Rains are making it a bit hard to communicate at the moment. The Thuraya satellite phones only work when they are actually pointing up at the satellite, which means you have to be outside. And being outside and pointing the things up at the sky when it's pouring down on you is simply not very pleasant for either me or my phone.
While posting these little rants to my blog may not exactly be a communications priority, reporting security incidents certainly is. And there have been a lot this month in North Darfur where I am working at the moment: it's rare that a day or a situation report passes by without at least one mention of attacks and robberies, be they on locals or aid workers.

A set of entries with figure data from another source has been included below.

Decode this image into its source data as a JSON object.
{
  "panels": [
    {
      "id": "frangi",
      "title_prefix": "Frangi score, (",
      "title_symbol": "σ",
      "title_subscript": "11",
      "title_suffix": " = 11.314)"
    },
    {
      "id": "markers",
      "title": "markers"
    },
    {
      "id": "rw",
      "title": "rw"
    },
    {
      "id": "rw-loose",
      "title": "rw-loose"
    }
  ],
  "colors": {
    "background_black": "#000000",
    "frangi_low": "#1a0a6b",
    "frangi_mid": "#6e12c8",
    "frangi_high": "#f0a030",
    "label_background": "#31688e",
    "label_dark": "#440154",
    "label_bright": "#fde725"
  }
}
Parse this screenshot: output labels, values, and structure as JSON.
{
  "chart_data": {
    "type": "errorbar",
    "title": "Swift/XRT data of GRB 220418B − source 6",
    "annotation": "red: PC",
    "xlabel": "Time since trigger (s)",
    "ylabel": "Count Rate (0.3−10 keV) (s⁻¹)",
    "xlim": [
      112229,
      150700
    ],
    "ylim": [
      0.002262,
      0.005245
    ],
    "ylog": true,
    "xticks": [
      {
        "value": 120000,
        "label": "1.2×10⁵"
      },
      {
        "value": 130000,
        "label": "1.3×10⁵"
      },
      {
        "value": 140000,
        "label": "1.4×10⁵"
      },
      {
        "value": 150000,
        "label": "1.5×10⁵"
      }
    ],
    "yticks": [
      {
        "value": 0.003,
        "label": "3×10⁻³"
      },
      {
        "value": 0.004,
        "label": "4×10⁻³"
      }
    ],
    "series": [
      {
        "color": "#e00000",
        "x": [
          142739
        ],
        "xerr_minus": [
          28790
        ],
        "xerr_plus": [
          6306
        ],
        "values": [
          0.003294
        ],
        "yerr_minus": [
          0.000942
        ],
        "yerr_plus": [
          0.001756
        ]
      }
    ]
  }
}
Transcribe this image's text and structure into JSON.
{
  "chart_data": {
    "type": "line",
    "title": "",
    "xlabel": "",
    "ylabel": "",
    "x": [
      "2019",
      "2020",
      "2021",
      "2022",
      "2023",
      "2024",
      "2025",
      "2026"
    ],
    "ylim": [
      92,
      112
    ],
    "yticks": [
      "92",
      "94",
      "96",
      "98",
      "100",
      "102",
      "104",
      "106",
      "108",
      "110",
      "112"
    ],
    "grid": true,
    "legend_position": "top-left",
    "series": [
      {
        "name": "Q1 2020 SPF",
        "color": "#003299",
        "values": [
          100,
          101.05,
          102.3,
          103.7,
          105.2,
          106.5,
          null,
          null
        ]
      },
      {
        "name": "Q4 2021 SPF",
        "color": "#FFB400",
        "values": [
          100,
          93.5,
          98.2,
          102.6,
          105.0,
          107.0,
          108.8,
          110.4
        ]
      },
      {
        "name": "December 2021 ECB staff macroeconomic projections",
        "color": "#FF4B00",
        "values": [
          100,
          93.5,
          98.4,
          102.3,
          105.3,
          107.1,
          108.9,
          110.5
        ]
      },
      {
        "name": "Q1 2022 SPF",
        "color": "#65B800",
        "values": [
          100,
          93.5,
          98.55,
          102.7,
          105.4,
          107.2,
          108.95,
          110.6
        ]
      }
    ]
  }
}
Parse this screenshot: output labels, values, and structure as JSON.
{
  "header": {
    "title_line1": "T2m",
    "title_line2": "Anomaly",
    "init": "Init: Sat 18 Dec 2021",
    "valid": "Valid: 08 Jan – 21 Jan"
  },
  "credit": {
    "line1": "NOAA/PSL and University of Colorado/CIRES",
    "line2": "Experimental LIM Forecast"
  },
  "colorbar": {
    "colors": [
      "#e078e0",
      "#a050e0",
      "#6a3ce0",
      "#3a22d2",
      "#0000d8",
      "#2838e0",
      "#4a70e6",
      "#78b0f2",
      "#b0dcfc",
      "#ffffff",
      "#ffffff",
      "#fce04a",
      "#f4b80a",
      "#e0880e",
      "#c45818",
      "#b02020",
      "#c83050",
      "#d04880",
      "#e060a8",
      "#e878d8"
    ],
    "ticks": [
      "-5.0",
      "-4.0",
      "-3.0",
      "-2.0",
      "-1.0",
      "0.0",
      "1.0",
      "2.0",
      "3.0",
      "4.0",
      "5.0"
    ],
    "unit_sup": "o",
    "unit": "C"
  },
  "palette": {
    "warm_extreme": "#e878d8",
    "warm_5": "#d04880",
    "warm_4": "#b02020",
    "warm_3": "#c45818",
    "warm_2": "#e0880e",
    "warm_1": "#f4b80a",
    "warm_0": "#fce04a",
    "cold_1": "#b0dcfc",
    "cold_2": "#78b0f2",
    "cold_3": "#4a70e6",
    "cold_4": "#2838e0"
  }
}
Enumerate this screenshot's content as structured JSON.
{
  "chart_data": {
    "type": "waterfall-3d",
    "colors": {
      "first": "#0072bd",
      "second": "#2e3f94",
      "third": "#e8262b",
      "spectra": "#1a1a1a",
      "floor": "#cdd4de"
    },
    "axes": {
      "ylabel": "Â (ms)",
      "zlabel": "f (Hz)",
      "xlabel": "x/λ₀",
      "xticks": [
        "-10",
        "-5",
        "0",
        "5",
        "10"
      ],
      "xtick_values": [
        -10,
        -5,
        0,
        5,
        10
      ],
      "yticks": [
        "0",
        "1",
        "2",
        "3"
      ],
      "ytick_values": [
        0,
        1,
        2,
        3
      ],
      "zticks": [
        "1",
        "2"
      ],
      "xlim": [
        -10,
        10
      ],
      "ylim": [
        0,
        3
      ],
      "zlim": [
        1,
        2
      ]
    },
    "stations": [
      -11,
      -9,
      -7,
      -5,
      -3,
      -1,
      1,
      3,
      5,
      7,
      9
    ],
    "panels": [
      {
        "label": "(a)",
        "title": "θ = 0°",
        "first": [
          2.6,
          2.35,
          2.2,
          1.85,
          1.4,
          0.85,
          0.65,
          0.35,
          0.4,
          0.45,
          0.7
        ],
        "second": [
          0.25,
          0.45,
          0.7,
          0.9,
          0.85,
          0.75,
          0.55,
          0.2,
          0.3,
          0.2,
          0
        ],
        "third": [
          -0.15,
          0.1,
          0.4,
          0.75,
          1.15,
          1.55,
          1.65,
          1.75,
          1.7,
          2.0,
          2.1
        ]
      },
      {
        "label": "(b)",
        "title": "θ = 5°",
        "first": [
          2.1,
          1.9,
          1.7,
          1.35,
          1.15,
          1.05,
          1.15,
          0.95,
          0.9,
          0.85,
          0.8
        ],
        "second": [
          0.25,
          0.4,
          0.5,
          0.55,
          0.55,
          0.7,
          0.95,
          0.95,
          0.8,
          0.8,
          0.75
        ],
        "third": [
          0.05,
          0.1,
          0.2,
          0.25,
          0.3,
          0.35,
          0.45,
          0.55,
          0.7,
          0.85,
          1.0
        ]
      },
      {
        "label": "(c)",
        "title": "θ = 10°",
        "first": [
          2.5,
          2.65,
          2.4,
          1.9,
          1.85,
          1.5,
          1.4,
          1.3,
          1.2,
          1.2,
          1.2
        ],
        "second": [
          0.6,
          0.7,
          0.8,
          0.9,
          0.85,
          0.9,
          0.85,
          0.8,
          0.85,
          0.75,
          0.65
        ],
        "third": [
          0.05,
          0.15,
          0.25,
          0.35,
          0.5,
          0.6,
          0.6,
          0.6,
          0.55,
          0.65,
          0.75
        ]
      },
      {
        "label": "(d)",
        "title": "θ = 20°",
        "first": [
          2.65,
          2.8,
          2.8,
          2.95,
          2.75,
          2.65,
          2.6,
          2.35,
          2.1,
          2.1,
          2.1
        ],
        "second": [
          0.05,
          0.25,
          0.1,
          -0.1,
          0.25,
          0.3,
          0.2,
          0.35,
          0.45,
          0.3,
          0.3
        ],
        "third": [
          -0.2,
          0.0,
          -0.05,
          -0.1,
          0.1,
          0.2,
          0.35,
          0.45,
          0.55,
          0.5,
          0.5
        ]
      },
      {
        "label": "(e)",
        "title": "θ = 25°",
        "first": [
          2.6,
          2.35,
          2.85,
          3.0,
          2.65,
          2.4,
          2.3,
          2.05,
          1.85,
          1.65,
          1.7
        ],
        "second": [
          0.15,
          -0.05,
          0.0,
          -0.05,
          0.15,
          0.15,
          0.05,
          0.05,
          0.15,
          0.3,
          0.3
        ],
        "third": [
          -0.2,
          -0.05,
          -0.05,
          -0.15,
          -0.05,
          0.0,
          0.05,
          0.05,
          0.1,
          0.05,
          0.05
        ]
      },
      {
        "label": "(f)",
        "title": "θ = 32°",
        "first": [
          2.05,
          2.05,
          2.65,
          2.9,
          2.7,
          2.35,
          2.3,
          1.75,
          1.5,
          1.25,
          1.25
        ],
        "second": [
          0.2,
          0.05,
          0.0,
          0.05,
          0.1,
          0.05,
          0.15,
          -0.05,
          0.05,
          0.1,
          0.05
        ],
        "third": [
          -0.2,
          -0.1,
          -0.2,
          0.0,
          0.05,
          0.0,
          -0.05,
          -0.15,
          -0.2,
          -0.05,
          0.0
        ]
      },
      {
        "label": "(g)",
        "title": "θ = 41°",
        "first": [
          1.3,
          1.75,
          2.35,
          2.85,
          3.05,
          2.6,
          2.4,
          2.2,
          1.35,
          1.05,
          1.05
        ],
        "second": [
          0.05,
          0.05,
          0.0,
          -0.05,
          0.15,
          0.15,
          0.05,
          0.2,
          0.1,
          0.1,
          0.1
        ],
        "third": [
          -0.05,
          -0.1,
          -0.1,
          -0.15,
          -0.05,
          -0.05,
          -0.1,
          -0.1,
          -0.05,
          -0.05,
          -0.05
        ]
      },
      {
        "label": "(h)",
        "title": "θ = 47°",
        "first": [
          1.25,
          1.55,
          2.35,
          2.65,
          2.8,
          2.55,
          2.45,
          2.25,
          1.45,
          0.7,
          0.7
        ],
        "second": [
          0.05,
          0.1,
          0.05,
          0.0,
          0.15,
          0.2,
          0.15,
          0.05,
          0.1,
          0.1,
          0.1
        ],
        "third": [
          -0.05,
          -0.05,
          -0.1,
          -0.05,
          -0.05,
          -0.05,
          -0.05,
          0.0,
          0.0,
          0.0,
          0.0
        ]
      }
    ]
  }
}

After musing yesterday about how even the government must eventually realise that improved security might actually make some sense, I realise that some of the most unlikely sources are suddenly beginning to agree with me on this.
Today an African Union soldier who patrols around a checkpoint near Kebkabiya tells me that he had an interesting experience a few weeks ago - a group of Arab militia were passing through and suddenly stopped to complain to the AU about increased robberies and banditry in that area (no mention of the politically and ethnically motivated attacks, rapes and murders, but hey, what can you expect from militia?)
Yep, that's militia, complaining about too much violence. And the fact that someone should really do something about it.
It gets even better: only a few hours later, who should pass by the same checkpoint but a group of rebels (SLA). Making exactly the same comment about how the AU should really sort out all this banditry - it's simply getting unacceptable, all this violence.
I couldn't agree more. Shame that my definition of violence still seems to be a bit wider than theirs.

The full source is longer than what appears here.